Дальше — недели, месяцы. «Музо» и номера. В голове спирали сложных планов — кого? когда? и как? Одной не справиться. Что у нее? Руки и страсть. Хоть бы кто-нибудь пришел, направил, приказал. Пробовала заговорить с братцем Наумом, но тот, отнекиваясь, жаловался на ревматические боли, больше на пророка не походил:
— Смирение! Что ж, я служу в Наркомнаце. Паек улучшили. Зачем Господа Бога гневить?..
А Катя все ждала. Засыпала с одним — «убью», и это было как касание крыл голубицы, унесшей цесаревича. Просыпаясь, сразу вскакивала от испуга, будто кто-то стучится в дверь: надо убить, сегодня, сейчас! Порой, отчаявшись, выходила на улицу — искать главного виновника и револьвер. Вглядывалась жадно в лица прохожих — может, этот? Но люди шли мимо, с портфелями, с кулями, деловые, озлобленные, голодные, шли мимо. Никто не подавал ей знака.

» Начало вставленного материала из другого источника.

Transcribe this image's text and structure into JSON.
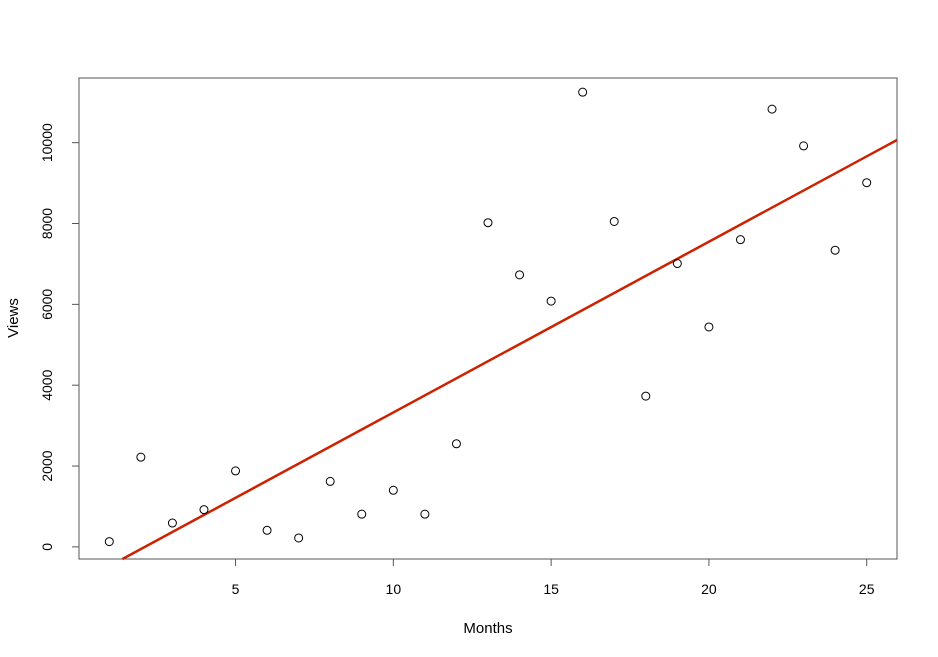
{
  "chart_data": {
    "type": "scatter",
    "xlabel": "Months",
    "ylabel": "Views",
    "xlim": [
      0.04,
      25.96
    ],
    "ylim": [
      -300,
      11600
    ],
    "x_ticks": [
      5,
      10,
      15,
      20,
      25
    ],
    "y_ticks": [
      0,
      2000,
      4000,
      6000,
      8000,
      10000
    ],
    "grid": false,
    "series": [
      {
        "marker": "open-circle",
        "color": "#000000",
        "x": [
          1,
          2,
          3,
          4,
          5,
          6,
          7,
          8,
          9,
          10,
          11,
          12,
          13,
          14,
          15,
          16,
          17,
          18,
          19,
          20,
          21,
          22,
          23,
          24,
          25
        ],
        "y": [
          130,
          2220,
          590,
          920,
          1880,
          410,
          220,
          1620,
          810,
          1400,
          810,
          2550,
          8020,
          6730,
          6080,
          11250,
          8050,
          3730,
          7010,
          5440,
          7600,
          10830,
          9920,
          7340,
          9010
        ]
      }
    ],
    "trend_line": {
      "type": "linear-fit",
      "color": "#cc2200",
      "intercept": -898.6,
      "slope": 422.4
    }
  }
}
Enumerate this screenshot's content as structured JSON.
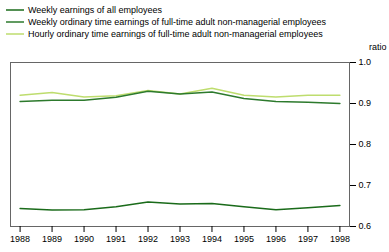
{
  "chart_data": {
    "type": "line",
    "x": [
      1988,
      1989,
      1990,
      1991,
      1992,
      1993,
      1994,
      1995,
      1996,
      1997,
      1998
    ],
    "series": [
      {
        "name": "Weekly earnings of all employees",
        "color": "#1a6b1a",
        "values": [
          0.644,
          0.64,
          0.641,
          0.648,
          0.66,
          0.655,
          0.656,
          0.648,
          0.641,
          0.646,
          0.651
        ]
      },
      {
        "name": "Weekly ordinary time earnings of full-time adult non-managerial employees",
        "color": "#2d7a2d",
        "values": [
          0.905,
          0.908,
          0.908,
          0.915,
          0.93,
          0.923,
          0.928,
          0.912,
          0.905,
          0.903,
          0.9
        ]
      },
      {
        "name": "Hourly ordinary time earnings of full-time adult non-managerial employees",
        "color": "#bedd6e",
        "values": [
          0.92,
          0.927,
          0.916,
          0.919,
          0.932,
          0.923,
          0.937,
          0.92,
          0.916,
          0.92,
          0.92
        ]
      }
    ],
    "y_label": "ratio",
    "xlim": [
      1987.7,
      1998.3
    ],
    "xticks": [
      1988,
      1989,
      1990,
      1991,
      1992,
      1993,
      1994,
      1995,
      1996,
      1997,
      1998
    ],
    "ylim": [
      0.6,
      1.0
    ],
    "yticks": [
      0.6,
      0.7,
      0.8,
      0.9,
      {
        "value": 1.0,
        "label": "1.0"
      }
    ],
    "grid": false,
    "legend": "upper left"
  }
}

Помощь пришла негаданно. Как-то Катя в церкви Бориса и Глеба встретилась с товаркой по институту, Верой Лерс. Вера зазвала к себе. Средь болтовни о продуктах — где и сколько — вздохнула:
— Видела сегодня в «Известиях» — снова список расстрелянных? Назначили известного садиста Курбова, он объявил массовый террор. Что же будет?
Катя резко отсекла:
— Жаловаться мало. Надо мстить.
Вера взглянула внимательно на угрожающие лавины бровей. Взяла Катю за тоненькую, с синью жилок руку (сидела рядом на диване), погладила и просто, очень просто, не отпуская глазами глаз, спросила:
— Хочешь?
— Хочу.
И, записав на кухонном столе «Спиридоновка, д. 18, кв. 2», быстро ушла. О чем же еще говорить? Скорей бы!..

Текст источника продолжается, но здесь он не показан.